Aha Moment #1: No(t always) Need to Experiment
On the second rung of the causal ladder (see picture above), addressing interventional questions ("What if I do X?"), Pearl introduces the concept of "do calculus". Given the right conditions in the causal model (however that was discovered) and the available historical data at hand, it is possible to answer these questions without actually conducting experiments. This is indeed a powerful technique as it offers a fresh perspective on already available historical data, enabling us to infer the effects of hypothetical interventions and thus avoid the costs of experimentation to find cause-and-effect by using “do calculus” instead of “doing”.
This approach is particularly valuable in product management for several reasons: Where economic or time constraints may preclude experimentation, establishing a causal diagram with a - ideally - minimal set of assumptions allows us to estimate effects by leveraging existing data. This can save the direct costs of experimentation and the cost of delay in getting the answers from experiments. Furthermore, the approach requires the precise articulation (or I should better say “formulation”) of key assumptions in a diagram, which makes them transparent and thus debatable. Thirdly, the calculated (quantified!) effects from the hypothetical interventions can inform if the debate is even worth it. Thus, fostering more transparent and productive decision-making about “What if we do X?”.
Aha Moment #2: No Need to Travel Through Time
On the third rung of the ladder, addressing counterfactual queries ("Given we did X and we saw the outcome Y, what would have happened if we did X’ instead?"), Pearl demonstrates with his counterfactual analysis how, given a causal diagram, one can explore these questions using available historical data only. This method opens avenues for integrating data science into retrospectives in product management, offering insights into alternative scenarios that might have resulted from different decisions. Leveraging purely historical, observational data from user behaviors, initially gathered for other purposes, can unveil insights into questions such as "What would the impact on metric Y have been if we hadn't released feature X?" (or vice versa). The realization here is that despite our inability to rewind time or access a parallel universe to observe the outcomes of different decisions (if you are thinking of the movie Everything Everywhere Right Now - you are not alone), through counterfactual analysis, the answers can, under certain conditions of the causal model, be unearthed within the existing data. These answers can inform future decisions. This is fascinating indeed.

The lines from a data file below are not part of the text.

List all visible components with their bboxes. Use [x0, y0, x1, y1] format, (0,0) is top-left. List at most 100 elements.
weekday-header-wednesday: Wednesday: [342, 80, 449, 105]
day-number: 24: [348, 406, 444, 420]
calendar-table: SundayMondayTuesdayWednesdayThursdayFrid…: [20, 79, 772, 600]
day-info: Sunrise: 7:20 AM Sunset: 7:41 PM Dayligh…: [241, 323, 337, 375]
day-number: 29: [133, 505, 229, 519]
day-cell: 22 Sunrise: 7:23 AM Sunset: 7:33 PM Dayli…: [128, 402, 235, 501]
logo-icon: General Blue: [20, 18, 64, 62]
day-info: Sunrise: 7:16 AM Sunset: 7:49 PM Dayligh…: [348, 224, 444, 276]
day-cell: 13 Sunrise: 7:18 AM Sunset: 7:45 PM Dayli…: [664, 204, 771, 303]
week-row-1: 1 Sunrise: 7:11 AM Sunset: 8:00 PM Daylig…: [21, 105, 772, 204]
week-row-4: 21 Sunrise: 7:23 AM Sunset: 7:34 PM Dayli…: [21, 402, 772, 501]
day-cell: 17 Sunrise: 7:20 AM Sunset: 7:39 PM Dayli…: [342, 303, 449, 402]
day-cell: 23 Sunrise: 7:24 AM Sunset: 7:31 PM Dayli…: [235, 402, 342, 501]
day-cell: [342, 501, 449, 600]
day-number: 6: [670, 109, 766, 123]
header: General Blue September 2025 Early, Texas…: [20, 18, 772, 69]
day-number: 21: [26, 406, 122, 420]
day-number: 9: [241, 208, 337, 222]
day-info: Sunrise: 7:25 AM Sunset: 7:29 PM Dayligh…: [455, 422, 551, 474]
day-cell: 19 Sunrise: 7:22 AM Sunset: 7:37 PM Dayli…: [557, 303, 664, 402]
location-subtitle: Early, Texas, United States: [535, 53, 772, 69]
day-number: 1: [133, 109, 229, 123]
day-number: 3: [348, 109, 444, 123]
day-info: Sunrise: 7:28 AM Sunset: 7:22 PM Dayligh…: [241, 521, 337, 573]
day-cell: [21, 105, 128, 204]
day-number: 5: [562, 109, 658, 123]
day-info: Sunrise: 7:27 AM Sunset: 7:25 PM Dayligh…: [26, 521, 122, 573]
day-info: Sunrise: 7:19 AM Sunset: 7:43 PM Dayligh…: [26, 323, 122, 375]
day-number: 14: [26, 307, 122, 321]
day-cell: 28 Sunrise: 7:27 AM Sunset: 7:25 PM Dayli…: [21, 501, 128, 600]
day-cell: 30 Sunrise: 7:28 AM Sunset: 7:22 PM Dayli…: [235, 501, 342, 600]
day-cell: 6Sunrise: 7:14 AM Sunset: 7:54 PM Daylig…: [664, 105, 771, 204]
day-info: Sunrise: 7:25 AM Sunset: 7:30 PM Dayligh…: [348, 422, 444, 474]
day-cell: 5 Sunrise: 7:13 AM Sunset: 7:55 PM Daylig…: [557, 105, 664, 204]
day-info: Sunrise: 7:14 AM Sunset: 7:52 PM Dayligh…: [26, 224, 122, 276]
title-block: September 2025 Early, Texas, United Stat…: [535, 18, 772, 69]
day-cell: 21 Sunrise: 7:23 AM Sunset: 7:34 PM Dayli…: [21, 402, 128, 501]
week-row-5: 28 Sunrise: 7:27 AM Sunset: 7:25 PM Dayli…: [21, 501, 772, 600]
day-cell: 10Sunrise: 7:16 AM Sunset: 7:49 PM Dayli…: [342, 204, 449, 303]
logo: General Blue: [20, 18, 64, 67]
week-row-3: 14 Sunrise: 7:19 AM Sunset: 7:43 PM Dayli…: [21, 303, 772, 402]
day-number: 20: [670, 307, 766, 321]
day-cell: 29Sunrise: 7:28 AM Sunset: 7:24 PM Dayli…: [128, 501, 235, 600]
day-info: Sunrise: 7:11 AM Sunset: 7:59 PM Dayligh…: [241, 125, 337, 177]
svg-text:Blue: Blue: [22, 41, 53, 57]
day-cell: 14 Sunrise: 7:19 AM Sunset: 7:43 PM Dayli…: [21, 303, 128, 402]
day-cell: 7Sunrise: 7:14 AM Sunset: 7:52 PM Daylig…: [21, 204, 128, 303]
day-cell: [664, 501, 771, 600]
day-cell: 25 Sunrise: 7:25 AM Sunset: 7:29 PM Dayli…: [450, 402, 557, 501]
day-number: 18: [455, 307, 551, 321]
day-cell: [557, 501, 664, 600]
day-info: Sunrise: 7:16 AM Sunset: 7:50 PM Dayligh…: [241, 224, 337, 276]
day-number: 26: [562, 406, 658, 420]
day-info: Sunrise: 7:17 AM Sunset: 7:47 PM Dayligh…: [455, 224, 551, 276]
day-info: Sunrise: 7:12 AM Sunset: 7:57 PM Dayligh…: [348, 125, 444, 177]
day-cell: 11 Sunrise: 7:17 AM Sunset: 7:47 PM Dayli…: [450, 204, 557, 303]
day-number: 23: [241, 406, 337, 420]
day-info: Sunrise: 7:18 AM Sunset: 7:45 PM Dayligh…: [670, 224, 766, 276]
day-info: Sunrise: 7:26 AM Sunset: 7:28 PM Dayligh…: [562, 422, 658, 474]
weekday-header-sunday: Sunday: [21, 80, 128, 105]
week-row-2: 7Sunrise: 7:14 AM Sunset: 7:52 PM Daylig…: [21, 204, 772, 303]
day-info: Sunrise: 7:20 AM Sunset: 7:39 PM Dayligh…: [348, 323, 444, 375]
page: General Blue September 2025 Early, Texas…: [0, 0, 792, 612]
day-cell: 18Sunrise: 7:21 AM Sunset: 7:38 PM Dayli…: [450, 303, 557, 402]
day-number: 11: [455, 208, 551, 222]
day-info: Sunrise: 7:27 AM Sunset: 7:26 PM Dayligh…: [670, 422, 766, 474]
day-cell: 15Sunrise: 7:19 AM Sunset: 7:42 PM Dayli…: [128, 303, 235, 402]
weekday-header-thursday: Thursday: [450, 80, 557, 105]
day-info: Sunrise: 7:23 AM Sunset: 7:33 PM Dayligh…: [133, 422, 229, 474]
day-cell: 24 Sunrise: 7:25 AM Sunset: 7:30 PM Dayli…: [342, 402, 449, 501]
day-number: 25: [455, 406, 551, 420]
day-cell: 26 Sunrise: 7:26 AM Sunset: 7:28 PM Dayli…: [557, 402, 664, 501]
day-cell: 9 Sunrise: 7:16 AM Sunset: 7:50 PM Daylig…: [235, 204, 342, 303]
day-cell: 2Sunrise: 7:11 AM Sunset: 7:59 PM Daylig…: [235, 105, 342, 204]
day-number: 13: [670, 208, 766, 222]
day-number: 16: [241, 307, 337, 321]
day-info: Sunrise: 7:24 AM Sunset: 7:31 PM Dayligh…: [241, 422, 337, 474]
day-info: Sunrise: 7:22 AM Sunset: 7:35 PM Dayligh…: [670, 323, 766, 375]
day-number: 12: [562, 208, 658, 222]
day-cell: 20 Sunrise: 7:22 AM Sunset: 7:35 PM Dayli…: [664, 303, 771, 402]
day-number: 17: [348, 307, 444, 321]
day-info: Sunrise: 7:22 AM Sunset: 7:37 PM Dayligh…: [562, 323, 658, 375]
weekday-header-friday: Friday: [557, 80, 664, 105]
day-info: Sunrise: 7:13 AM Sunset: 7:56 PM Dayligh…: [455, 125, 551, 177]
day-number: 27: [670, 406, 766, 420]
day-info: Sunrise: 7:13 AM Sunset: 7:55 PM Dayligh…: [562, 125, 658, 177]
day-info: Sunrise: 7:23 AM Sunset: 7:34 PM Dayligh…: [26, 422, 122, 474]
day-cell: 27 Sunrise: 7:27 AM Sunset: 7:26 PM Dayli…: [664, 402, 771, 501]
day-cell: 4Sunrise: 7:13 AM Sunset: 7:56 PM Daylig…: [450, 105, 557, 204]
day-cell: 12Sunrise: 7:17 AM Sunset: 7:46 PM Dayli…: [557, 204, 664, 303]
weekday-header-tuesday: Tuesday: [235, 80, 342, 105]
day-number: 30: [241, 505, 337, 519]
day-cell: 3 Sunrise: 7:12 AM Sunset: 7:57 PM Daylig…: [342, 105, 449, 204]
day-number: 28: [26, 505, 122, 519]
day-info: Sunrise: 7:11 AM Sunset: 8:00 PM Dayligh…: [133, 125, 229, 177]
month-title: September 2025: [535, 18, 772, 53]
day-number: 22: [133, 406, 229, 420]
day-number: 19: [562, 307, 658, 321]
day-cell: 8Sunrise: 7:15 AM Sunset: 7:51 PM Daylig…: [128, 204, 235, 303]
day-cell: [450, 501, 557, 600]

Both methods, "do calculus" and counterfactual analysis, show the huge potential of product telemetry beyond A/B testing. Given the right data set, we can answer questions we did not have in the first place.
Summary
So, coming to an end, while "The Book of Why" has broadened my understanding of data's potential beyond mere correlation, it leaves the process of discovering the initial causal model somewhat ambiguous—which was the question that led me to the book in the first place.
This only underscores the inherent challenges in discovering the initial causal models purely from observation. This endeavor, especially in complex (i.e. not complicated!) domains, presents a significant intellectual challenge that pushes the boundaries of our current methodologies. However, as active research in causal AI and inference continues to evolve, I remain optimistic about our capacity to uncover deeper truths from the digital imprints of our existence. Pearl's work refined my perspective on data's potential and reignited my commitment to exploring causality and AI and its potential application in the product management domain.